Facciosos y mentirosos

Foto: NTV/Cuartoscuro

El escándalo en torno al candidato presidencial de la coalición “Por México al Frente”, @RicardoAnayaC, sintetiza el desprecio que la clase política mexicana tiene hacia la procuración de justicia.

La Procuraduría General de la República (PGR) y la Secretaría de Hacienda, a través del Servicio de Administración Tributaria (SAT) y la Unidad de Inteligencia Financiera (UIF), han estado dosificando a la opinión pública información sobre una investigación que se supone secreta por un delito grave que es el lavado de dinero.

El aspirante presidencial panista dice que es ajeno al presunto entramado y en un inicio dijo que apenas y conocía al principal imputado, el empresario Manuel Barreiro, quien a través de triangulaciones y de al menos una empresa declarada como fantasma por el SAT pagó 54 millones de pesos por la compra de una nave industrial a la empresa Juniserra SA de CV, propiedad del aspirante presidencial.

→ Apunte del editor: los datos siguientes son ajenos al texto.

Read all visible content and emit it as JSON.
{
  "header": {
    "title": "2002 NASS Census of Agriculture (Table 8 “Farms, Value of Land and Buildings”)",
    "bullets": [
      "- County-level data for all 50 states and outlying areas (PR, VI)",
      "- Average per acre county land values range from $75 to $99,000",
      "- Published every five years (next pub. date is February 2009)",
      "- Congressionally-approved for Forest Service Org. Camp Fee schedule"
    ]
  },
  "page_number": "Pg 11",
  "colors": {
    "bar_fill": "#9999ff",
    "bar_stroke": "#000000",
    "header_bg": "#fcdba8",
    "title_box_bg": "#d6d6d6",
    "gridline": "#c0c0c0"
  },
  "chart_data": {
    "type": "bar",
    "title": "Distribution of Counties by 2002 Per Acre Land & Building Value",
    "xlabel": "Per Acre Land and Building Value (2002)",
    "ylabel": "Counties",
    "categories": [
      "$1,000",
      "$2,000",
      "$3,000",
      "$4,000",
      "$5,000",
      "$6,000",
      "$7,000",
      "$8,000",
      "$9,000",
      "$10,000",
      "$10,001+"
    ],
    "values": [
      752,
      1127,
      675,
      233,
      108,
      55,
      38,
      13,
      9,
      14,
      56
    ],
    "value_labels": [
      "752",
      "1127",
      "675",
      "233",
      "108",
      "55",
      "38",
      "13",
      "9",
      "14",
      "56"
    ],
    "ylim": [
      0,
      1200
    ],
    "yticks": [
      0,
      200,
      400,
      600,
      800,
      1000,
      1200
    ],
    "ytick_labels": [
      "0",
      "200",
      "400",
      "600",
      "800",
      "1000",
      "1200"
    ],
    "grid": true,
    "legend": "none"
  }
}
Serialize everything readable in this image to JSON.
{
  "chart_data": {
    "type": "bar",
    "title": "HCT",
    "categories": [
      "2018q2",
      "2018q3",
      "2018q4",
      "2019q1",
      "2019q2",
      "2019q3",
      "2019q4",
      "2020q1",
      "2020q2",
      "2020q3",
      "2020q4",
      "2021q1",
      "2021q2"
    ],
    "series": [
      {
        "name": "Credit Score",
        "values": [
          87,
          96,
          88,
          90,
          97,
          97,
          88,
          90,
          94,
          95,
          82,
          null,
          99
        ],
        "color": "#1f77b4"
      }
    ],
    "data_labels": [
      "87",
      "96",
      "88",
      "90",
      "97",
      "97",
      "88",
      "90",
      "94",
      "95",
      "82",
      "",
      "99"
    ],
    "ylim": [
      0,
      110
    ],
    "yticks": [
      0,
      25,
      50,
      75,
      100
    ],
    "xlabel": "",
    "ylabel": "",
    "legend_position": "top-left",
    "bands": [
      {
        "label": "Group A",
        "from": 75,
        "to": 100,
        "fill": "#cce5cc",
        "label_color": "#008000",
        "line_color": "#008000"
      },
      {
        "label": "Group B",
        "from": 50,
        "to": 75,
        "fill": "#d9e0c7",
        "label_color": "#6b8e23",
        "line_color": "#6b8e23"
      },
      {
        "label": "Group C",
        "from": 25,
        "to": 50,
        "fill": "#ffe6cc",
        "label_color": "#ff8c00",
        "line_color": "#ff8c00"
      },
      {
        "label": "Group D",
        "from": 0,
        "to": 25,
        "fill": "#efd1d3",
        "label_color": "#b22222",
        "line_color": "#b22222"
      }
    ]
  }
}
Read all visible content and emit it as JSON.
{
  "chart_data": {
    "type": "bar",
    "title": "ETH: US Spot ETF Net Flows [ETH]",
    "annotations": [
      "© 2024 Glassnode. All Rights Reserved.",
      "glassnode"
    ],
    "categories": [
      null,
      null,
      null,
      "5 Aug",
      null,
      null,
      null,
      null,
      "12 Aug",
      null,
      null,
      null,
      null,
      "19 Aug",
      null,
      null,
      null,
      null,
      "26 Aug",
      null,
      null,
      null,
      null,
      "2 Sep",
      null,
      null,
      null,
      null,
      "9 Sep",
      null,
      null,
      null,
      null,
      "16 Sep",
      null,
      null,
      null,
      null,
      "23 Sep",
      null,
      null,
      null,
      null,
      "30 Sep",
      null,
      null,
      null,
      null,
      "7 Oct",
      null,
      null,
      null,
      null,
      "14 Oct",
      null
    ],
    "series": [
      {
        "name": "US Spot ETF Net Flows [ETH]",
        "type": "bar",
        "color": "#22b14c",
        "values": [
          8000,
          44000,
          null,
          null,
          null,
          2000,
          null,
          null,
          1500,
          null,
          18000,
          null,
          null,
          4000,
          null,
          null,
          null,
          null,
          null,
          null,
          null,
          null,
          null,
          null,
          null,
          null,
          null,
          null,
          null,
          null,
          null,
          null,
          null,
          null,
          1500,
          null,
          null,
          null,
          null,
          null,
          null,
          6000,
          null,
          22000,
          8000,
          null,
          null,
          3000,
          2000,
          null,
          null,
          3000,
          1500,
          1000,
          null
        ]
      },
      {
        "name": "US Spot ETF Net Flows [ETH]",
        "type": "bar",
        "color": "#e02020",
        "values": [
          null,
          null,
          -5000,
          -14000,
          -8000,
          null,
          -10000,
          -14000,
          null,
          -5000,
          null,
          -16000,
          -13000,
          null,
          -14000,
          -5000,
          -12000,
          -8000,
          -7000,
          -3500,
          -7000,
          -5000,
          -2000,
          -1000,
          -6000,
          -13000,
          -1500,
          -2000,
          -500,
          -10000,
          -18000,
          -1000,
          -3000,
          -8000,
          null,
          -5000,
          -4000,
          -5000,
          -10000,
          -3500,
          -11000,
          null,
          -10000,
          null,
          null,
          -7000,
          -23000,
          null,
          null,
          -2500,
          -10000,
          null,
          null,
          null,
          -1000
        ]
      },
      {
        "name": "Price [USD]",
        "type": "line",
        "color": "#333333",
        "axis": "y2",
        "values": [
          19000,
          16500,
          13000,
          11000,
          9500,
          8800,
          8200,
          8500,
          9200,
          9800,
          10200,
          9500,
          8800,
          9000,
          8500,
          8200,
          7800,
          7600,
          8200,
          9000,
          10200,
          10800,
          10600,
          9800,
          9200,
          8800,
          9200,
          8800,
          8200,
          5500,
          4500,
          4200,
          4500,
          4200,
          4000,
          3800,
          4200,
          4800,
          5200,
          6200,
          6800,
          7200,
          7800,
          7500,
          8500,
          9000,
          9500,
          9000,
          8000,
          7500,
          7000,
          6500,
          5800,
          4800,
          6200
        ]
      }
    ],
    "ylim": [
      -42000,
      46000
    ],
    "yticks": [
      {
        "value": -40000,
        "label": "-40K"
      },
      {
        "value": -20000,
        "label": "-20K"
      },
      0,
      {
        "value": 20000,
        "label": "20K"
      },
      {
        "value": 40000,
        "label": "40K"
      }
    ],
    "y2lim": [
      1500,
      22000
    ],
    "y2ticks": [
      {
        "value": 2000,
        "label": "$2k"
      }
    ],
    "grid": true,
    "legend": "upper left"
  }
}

Esta vez la retórica de Ricardo Anaya Cortés, reconocida el fin de semana como convincente por la revista inglesa The Economist, no pudo ocultar la mentira.

Cada vez más se acumulan evidencias de la relación entre Anaya Cortes y Manuel Barreiro Castañeda. Según publicó el periódico El Universal el pasado sábado 24, fueron compañeros en el Instituto Queretano San Javier. Según esa misma versión, sus esposas también tienen una estrecha relación.

Luego, vino una filtración más, un video en la que Anaya está festejando en la boda de Barreiro. Otra vez ante la evidencia, el intento de disimulo del panista. Dice que fue a esa fiesta por invitación de un tercero.

@RicardoAnayaC ha intentado pasar como víctima. No le ha funcionado del todo porque ha alimentado el escándalo con mentiras o medias verdades. No se sabe aún su verdadero papel en esta historia.

La PGR dice que está investigando la red de lavado de dinero de Barreiro desde octubre del año pasado. Hasta donde el ministerio público federal y el SAT han dejado ver, el candidato presidencial no está imputado, por eso es que no ha sido obligado a declarar, ni siquiera como testigo.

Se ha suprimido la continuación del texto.